The 8-year-old is at the kitchen table, practicing drawing lessons from one of the roughly seventeen thousand how-to books Top Management has acquired over the years. She begins humming a song she and I had sung—or, more accurately, "sung"—together a few nights earlier: Bob Dylan's "Stuck Inside of Mobile (with the Memphis Blues Again)," a song that, for reasons even I don't entirely understand, is one of the songs I play most frequently on the guitar and which she and her 13-year-old sister therefore have a certain fondness for.
I decide to play the original and call it up on the iTunes. The Golden Weasel listens for a few verses and then says, "he doesn't sing it like we do," which is very true. She then wonders, "why does he talk it instead of singing it?"

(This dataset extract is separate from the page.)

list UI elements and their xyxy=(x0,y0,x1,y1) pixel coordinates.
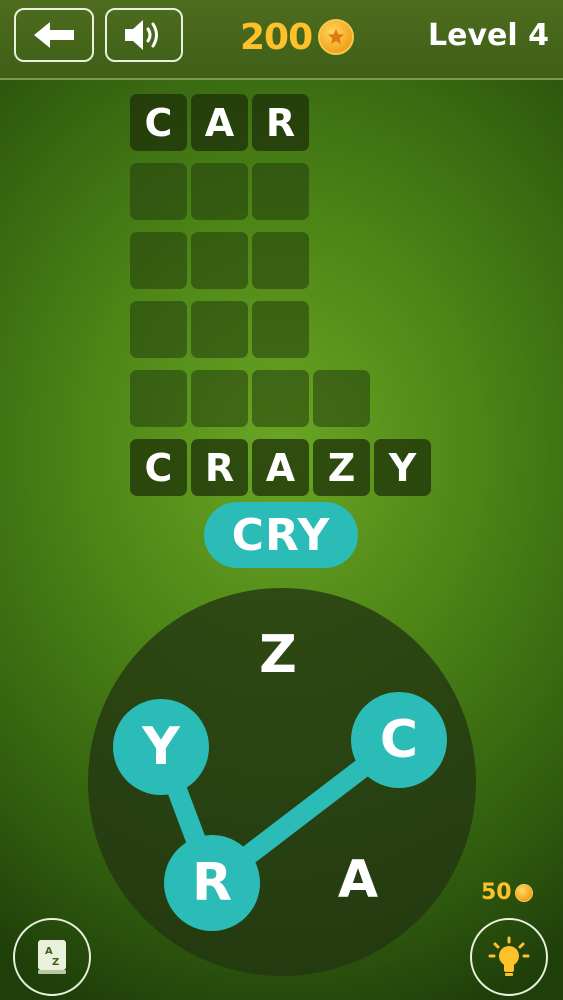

I explain about style and technique and touch upon the differences between sprechstimme and sprechgesang and the history of each.
The next song comes on, another we'd sung—"sung"—together the other night. She listens to the first few verses and then, judging by the affectionate smile on her face, thinking she's bestowing upon her parents her highest compliment, she says, "this is yours and mommy's song."
The song?
"It Ain't Me, Babe."
Go 'way from my window
Leave at your own chosen speed
I'm not the one you want, babe
I'm not the one you need
You say you're lookin' for someone
Who's never weak but always strong
To protect you an' defend you
Whether you are right or wrong
Someone to open each and every door
But it ain't me, babe
No, no, no, it ain't me babe It ain't me you're lookin' for, babe.
Go lightly from the ledge, babe
Go lightly on the ground
I'm not the one you want, babe
I will only let your down
You say you're lookin' for someone
Who will promise never to part
Someone to close his eyes for you
Someone to close his heart
Someone who will die for you an' more
But it ain't me, babe
No, no, no, it ain't me babe
It ain't me you're lookin' for, babe.
Seems her talents for drawing doesn't extend to lyrical analysis. Or maybe she just doesn't know the word ain't.